A unique set of neurons has been identified in the brains of long-lived people

(ORDO NEWS) — Neuroscientists have discovered that in the brains of older people who have lived for more than 80 years and retained mental clarity, there is a unique set of very large neurons in which there is almost no protein “garbage” associated with the development of Alzheimer’s disease.

“This surprising discovery potentially indicates that very large nerve cells are present in the brains of centenarians from birth, and their large size persists throughout their lives.

This feature of the nervous system can be used to early identify potential centenarians among the general population. population,” said Tamar Gefen, an associate professor at Northwestern University in Chicago (USA), quoted by the press service of the university.

Today, biologists are actively interested in how long a person can, in principle, live, whether there is a limit to life expectancy, and how mutations affect the rate of aging. To do this, researchers are studying how various DNA modifications affect the lifespan of fruit flies, mice and primates.

In addition to animal experiments, scientists are trying to uncover the secrets of longevity by studying the genomes, life habits and body work of the world’s longest-living people, as well as residents of the so-called “longevity centers”.

So scientists call certain regions of the world, whose inhabitants live much longer than their neighbors. These include, in particular, several areas in Japan and southern Italy.

Longevity unique feature

Gefen and her colleagues uncovered an extremely unusual feature of long-lived people while studying the brain structure of six volunteers aged 80 and older living in different regions of the United States.

In the course of these observations, scientists focused their attention on the so-called entorhinal cortex of the brain, which is responsible for the formation of memories.

This part of the brain, as the researchers note, is affected primarily during the development of Alzheimer’s disease, which makes it especially interesting to study in the context of finding differences between centenarians with a clear mind and memory and other groups of people of age.

To obtain such information, scientists compared the structure of the entorhinal cortex in centenarians, as well as in healthy pensioners, young people and carriers of Alzheimer’s disease.

This comparison revealed a unique feature of the brain of centenarians, which is not typical for other people.

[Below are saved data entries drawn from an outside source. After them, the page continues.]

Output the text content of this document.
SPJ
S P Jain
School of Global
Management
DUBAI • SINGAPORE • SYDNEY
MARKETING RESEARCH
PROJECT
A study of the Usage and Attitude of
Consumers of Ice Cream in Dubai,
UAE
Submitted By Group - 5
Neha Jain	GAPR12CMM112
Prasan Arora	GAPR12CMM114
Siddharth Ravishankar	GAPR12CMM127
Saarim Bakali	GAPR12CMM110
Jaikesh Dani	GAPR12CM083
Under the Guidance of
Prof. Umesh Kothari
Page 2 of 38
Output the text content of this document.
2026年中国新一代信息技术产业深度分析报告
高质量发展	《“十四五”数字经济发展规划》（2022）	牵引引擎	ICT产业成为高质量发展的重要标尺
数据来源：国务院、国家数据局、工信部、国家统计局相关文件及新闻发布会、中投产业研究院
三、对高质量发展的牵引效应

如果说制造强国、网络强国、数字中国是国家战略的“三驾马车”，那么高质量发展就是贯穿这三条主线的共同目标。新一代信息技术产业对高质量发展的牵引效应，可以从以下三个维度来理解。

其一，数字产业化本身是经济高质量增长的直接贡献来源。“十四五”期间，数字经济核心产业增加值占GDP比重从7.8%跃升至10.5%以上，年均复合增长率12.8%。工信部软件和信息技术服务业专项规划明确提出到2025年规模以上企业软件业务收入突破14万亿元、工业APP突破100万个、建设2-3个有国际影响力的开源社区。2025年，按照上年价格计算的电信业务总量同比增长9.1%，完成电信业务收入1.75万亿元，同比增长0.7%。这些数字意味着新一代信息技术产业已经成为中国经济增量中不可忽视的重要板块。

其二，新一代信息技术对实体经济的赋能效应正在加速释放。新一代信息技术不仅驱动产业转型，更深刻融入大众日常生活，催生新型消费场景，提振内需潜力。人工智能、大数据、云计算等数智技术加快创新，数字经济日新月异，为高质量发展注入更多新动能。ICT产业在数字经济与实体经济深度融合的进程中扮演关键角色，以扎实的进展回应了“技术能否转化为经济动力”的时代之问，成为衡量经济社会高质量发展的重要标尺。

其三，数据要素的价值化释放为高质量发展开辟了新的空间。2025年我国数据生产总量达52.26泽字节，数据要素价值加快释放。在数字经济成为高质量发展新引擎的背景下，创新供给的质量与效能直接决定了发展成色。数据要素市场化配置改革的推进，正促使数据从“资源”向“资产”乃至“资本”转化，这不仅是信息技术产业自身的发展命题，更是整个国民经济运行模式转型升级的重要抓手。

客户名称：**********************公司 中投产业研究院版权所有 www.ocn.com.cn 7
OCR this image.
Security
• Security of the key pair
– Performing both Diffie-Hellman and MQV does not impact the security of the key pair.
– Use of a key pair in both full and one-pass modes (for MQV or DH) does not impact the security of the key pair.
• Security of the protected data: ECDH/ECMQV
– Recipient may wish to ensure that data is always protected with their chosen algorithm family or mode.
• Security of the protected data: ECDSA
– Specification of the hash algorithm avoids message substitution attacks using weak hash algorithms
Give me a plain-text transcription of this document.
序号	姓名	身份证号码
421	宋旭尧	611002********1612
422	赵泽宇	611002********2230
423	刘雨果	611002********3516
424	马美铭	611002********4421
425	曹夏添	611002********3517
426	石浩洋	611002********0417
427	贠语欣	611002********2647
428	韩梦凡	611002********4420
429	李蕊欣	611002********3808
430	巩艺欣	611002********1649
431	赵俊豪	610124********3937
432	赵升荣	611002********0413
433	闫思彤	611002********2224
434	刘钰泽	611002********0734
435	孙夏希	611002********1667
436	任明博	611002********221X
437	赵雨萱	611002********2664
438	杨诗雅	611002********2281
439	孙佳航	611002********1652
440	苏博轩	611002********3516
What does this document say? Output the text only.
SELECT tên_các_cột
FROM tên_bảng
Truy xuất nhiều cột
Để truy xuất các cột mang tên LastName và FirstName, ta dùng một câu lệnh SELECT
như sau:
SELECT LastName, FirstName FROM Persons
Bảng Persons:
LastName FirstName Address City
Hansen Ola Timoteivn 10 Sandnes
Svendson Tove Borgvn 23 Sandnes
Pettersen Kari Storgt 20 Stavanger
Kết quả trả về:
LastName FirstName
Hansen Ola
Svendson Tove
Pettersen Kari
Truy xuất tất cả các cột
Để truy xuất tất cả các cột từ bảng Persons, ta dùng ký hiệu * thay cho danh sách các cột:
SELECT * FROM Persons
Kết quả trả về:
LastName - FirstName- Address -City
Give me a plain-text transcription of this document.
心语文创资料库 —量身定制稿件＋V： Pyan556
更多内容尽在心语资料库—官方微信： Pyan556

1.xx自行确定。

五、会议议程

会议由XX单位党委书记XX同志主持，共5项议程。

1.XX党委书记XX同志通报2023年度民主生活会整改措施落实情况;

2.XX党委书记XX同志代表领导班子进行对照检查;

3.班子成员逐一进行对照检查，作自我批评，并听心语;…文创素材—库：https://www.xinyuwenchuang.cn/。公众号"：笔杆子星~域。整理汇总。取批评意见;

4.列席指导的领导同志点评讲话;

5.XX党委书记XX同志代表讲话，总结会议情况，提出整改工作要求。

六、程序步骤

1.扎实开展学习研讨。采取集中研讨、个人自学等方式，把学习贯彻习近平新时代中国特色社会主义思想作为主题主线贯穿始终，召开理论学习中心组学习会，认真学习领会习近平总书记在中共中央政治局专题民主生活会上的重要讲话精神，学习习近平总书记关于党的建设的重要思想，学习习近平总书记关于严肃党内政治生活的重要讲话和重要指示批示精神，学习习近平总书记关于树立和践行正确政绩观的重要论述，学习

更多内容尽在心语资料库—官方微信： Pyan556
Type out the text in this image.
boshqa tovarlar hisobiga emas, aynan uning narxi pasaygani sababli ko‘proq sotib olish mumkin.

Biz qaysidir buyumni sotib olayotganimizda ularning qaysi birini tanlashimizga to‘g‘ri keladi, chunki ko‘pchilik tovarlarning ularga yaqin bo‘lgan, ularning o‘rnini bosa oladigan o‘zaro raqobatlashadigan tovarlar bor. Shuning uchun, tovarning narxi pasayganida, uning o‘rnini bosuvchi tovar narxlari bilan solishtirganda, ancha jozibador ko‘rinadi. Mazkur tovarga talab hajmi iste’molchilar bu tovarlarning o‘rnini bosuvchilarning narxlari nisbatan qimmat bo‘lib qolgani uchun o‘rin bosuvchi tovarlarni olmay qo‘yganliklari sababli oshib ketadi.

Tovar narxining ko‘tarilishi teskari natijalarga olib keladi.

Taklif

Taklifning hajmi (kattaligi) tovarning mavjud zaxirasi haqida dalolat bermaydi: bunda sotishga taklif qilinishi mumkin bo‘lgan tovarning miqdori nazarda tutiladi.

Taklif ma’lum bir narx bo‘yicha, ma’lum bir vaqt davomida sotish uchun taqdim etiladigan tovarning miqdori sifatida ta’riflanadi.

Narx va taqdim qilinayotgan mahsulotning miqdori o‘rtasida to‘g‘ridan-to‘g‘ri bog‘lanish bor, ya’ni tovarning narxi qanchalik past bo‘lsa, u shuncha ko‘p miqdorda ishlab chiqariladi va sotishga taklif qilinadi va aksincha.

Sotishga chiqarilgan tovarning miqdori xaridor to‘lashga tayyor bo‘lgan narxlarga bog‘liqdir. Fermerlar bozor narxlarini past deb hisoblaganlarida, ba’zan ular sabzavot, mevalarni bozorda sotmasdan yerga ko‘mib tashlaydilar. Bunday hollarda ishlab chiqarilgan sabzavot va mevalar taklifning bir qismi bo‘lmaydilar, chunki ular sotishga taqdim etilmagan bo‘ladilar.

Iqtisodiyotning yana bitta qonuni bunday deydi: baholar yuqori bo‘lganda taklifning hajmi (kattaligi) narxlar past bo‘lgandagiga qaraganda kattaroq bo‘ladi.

It turned out that in their entorhinal cortex there is a whole group of unusually large neurons, inside which there are no significant accumulations of tau protein, one of the pathogenic molecules associated with the development of Alzheimer’s disease.

Due to the presence of these cells, the brains of these people were 20 to 30 years younger than those of their peers.

These bodies, as noted by Gefen and her colleagues, were concentrated in the second layer of the entorhinal cortex, which is directly related to the storage of memories.

This explains why centenarians have an unusually strong memory and retain it throughout their lives, the researchers concluded.